The coronavirus pandemic may make you feel like shutting down all marketing operations and ducking for cover until it passes. The truth is, every market change breeds opportunities for those brave and savvy enough to seize it. Are you wondering how to look for these opportunities and where to focus your energy during this trying time? Online is a great place to start.
Consumers’ shopping behaviors have changed dramatically in recent months. All signs indicate that evaluating your digital presence and experience is a worthy investment for both the present and the “new normal” post-pandemic.
Not only are online sales up 91% over the same time period last yeara, but there is a need for more transactions directly through brand sites. Amazon has at times temporarily decided to stop accepting new non-essential products into its warehouses, degrading customer experiences overall. Out-of-stock items, longer-than-usual shipping times and price gouging are running rampant across many big-name retailers.
Consumers have had to dig deep to find the products they are looking for, giving indie brands with direct e-commerce the time to shine with their full stocks and quick shipments. Amazon is overwhelmed and will likely remain so for at least a few more months, which can be potentially advantageous for your brand.
With the situation changing daily, your brand’s approach must change with it. Fortunately, there’s a wide range of tactics available to deploy.
1. Paid Search and Paid Social
Paid search and paid social are currently the fastest way to capture what people are searching for and draw them back to your website.

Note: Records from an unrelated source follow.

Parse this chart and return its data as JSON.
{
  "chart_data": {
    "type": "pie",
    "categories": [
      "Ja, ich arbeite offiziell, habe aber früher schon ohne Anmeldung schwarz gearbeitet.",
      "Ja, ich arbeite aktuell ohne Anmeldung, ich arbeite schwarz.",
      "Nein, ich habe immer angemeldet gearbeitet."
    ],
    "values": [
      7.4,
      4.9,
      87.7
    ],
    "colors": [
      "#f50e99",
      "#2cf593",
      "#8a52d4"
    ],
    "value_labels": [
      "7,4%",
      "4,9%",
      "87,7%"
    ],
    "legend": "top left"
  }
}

While you may feel inclined to save money by stopping paid advertising, we highly recommend against it. Ad costs have been down, which presents the opportunity to use more general search terms. Now is a great time to reach larger audiences by using non-branded, product-specific search terms (such as “shampoo” or “natural deodorant”). Be sure to emphasize to those searching that your brand’s products are in stock and ready to ship. Another methodical option is geotargeting areas where your product is sold out at brick-and-mortar retail locations. It may be sold out in stores, but let users know that they can still get it online.
Once users click and are directed to your site, make sure the next steps are in place: products should be easy to find, the e-commerce experience is set up to convert sales and encourage visitors to join your mailing list. This gives your brand an opportunity to create repeat customers, especially in a time that is putting customer loyalty to the test.
2. Organic Social
Although the immediate return on investment of organic social will likely not be as strong as paid social, this is still a great tool for brand building and product education.
Now more than ever, consumers are turning to social media to get tips and tricks to spice up their beauty routine.
Livestreaming is a great way to replicate the relationship consumers once had with your retail team. Instagram and YouTube Live are long-time influencer favorites. The emerging platform Twitch has seen a significant increase in viewership over the past few months. Tik Tok, which has been downloaded more than 2 billion times worldwide, including more than 115 million times in March, supports livestreaming, though the option is not currently available to all accounts.
Engage with fans by hosting a virtual event, such as a simple Q&A, an upbeat dance party, free consultations and/or product recommendations. Anything to connect with your community can be powerful.
Social media challenges have also seen an uptick in response rates. MAC Cosmetics’ #MACkissofgratitude racked up more than 3,500 Instagram posts to share a virtual kiss of gratitude to those fighting the pandemic on the front lines. In addition, all proceeds from Viva Glam lipsticks will be donated to organizations aiding COVID-19. What a great way to engage fans and do good at the same time!
3. Organic Search
Organic search is a cost-effective solution for long-term results. At present, the most productive use of organic search is optimizing your existing site around trending keywords. Take advantage of terms that are rising in consumer demand during this time—anything with the search term “delivery” has had a huge hike, as well as “out of stock” (and conversely, “in stock”), “closed” and even “aloe” as people are getting creative with hand sanitizers.